Learning and Nonlinear Models - Revista da Sociedade Brasileira de Redes Neurais (SBRN), Vol. 6, No. 1, pp. 29-43, 2008
©Sociedade Brasileira de Redes Neurais
THE PROPOSAL OF TWO BIO-INSPIRED ALGORITHMS
FOR TEXT CLUSTERING
Ana Karina F. Prior
1,2
Leandro Nunes de Castro
1,2
Leandro R. de Freitas
1
Alexandre Szabo
2
1
NatComp - From Nature to Business, Rua do Comércio 44, sala 03, Centro, Santos - SP – Brazil.
2
Mackenzie University, Rua da Consolação, 896, São Paulo – SP - Brazil.
Emails: [anakarina.prior, leandrorubim ,alexandreszabo]@gmail.com, lnunes@mackenzie.br
Abstract – The Internet can be seen as a major repository of resources and information. The growing demand for
information, along with the large amount of data available, has been stimulating the research of methods for text mining. This
work aims at using feature selection and text clustering techniques based on a Particle Swarm Clustering (PSC) algorithm and
on an Artificial Neural Network modeled as a competitive and constructive Antibody Network, called RABNET (Real-valued
Antibody Network), to show that both techniques present relevant results when applied to text clustering problems.

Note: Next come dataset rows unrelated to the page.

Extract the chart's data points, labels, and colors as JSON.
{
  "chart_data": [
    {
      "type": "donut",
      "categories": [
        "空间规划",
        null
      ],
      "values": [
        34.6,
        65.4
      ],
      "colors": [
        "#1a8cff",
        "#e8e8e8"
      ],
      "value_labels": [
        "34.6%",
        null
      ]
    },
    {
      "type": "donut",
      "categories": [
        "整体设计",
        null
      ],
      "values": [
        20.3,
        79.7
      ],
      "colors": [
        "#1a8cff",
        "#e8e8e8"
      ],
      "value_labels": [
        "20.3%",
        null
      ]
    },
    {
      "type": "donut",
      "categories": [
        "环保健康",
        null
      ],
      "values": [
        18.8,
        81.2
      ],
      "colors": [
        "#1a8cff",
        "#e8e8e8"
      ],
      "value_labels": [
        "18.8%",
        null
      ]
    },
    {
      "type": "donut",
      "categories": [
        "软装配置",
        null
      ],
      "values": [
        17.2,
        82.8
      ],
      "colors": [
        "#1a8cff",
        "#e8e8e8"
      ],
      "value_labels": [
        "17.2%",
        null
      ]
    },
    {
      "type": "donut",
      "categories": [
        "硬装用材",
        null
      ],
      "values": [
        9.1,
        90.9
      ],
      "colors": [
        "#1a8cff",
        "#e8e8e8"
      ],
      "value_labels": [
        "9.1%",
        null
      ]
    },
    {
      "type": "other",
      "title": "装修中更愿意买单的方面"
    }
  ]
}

Keywords: Text Mining, Text Clustering, PSC, RABNET, Artificial Immune Systems, Swarm Intelligence.
1 Introduction
Text mining (Weiss et al., 2005), (Hotho et al., 2005) is a field of research within the data mining (Han et al., 2000) area that
has been receiving a great deal of attention over the past years. This is mainly due to the growing need to automatically analyze
text data, including data available in the Internet, since the overload of text information hinders its manual analysis, location
and access. Text mining can be understood as the process of extracting interesting, non-trivial and useful patterns (knowledge)
from text documents (Weiss et al., 2005). Several important classes of problems can be solved using text mining, such as
document classification, clustering, and information retrieval.

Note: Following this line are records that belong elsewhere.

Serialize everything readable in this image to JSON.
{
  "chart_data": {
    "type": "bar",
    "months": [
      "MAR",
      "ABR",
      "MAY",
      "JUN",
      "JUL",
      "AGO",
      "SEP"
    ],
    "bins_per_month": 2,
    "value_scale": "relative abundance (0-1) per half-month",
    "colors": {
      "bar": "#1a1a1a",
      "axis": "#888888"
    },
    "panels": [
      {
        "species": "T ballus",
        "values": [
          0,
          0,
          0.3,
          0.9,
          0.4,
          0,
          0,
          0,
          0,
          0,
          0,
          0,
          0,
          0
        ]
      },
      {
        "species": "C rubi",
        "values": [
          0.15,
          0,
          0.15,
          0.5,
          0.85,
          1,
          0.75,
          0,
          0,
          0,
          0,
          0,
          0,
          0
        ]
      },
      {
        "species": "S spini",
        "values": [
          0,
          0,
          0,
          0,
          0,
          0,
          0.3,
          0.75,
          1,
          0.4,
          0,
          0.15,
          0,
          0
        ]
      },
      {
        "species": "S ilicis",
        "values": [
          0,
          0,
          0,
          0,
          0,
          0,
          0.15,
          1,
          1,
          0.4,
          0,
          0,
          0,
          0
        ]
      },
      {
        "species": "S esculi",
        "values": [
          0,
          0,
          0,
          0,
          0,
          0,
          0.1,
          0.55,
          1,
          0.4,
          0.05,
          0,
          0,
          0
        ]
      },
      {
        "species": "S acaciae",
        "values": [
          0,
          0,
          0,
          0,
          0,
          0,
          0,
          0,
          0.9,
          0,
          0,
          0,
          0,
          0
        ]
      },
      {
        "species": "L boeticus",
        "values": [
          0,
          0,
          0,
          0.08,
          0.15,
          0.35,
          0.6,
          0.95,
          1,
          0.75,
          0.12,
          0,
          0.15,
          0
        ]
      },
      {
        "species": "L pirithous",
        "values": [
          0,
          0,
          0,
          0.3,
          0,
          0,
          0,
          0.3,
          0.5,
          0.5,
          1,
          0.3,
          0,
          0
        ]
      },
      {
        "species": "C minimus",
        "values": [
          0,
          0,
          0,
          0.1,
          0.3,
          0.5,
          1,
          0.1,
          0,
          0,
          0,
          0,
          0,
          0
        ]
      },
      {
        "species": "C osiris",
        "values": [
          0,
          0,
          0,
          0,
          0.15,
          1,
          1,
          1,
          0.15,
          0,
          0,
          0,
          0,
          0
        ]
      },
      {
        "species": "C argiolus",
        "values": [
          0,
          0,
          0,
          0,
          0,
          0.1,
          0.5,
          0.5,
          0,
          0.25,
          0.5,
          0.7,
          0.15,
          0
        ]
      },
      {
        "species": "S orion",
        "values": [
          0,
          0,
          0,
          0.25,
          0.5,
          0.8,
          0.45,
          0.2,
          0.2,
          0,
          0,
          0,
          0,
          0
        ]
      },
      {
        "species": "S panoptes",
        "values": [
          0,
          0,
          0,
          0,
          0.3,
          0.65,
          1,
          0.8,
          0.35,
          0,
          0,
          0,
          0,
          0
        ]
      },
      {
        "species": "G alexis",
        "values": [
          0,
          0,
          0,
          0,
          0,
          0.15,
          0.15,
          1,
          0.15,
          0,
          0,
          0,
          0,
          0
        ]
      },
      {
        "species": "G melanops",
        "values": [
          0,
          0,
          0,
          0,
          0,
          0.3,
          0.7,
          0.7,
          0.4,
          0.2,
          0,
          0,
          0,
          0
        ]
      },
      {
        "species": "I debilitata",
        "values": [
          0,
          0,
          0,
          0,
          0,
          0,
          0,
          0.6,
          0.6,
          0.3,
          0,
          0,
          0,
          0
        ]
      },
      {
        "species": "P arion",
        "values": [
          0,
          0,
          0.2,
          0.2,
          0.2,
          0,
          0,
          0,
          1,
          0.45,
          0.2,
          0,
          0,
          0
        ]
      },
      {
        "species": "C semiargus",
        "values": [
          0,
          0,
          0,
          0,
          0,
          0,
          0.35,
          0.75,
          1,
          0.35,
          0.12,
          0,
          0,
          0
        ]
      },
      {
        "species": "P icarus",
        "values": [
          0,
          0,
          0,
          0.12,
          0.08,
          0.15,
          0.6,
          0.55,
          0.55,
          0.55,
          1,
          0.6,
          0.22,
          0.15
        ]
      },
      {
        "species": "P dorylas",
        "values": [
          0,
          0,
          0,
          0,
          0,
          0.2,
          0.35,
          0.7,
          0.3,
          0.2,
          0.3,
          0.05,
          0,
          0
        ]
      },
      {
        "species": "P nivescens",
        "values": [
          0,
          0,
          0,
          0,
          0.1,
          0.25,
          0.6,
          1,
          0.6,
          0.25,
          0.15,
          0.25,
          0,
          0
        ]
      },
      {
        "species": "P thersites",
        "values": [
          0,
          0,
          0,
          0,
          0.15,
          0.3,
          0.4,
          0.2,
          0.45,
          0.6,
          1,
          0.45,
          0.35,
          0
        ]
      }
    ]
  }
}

The main objective of this work is to apply both an artificial immune network algorithm, named RABNET (Real-valued
Antibody Network) (Knidel et al., 2005), and a swarm intelligence algorithm, named PSC (Particle Swarm Clustering) (Cohen
& Castro, 2006) so that they can be applied to cluster text data. In order to assess the performance of both algorithms, they
were implemented and applied to cluster three benchmark text corpora. The performance measures used to evaluate and
compare the algorithms were Entropy and Purity (Zhao & Karypis, 2004) and the algorithm used for benchmarking was the
well known k-means clustering (Chakrabarti, 2003).
This paper is organized as follows. Section 2 provides a brief overview of bio-inspired computing and Section 3 briefly
describes related works. Section 4 introduces the PSC algorithm and Section 5 introduces the RABNET algorithm. Section 6
provides a brief description of the similarity measure used. Section 7 provides information about the datasets used for
assessment, a discussion about the sensitivity of the algorithms to its tunable parameters, the experiments performed, followed
by a discussion of the results obtained. The paper is concluded in Section 8.
2 Bio-Inspired Computing
For years, many computational models, studied by scientists and engineers, brought huge benefits and solutions to humanity.

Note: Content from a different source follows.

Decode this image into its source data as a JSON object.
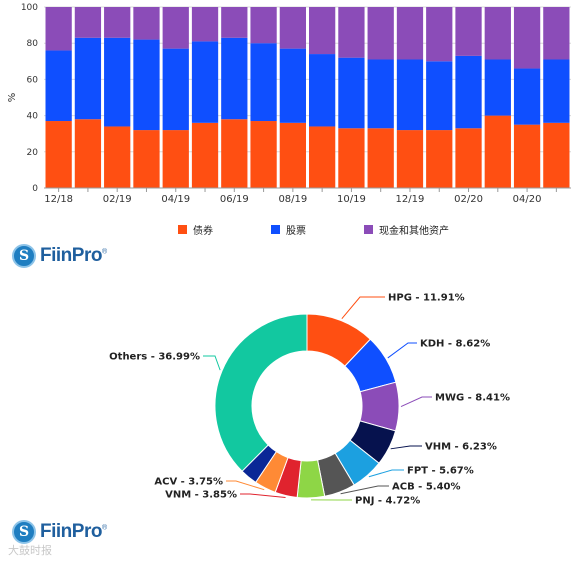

Despite these technological advances, solutions to well known and complex problems, such as autonomous navigation and
knowledge discovery from large databases were still scarce or inadequate. Many problems remained unsolved or poorly
solved, opening the field for research of innovative solutions. Bio-inspired Computing is one of the three categories of the
broad field of Natural Computing (de Castro, 2006), which emerged from the idea of using nature’s inspiration to search for
new computational solutions to complex problems. It is based on living organisms, their processes and behaviors evolved over
thousands of years, such as self-organization, mechanisms of survival and adaptation. Inspired by nature, researchers see the
possibility of creating computational models based on biological processes and phenomena. Natural computing thus involves
the extraction of ideas from nature to the design of nature-inspired algorithms for solving complex problems. This field of
research can be divided into three categories (de Castro, 2007):
1. Computing inspired by nature : using nature as inspiration for the development of techniques (tools) for solving
complex problems. This branch involves techniques such as Neural Networks, Evolutional Computing, Swarm
Intelligence and Artificial Immune Systems.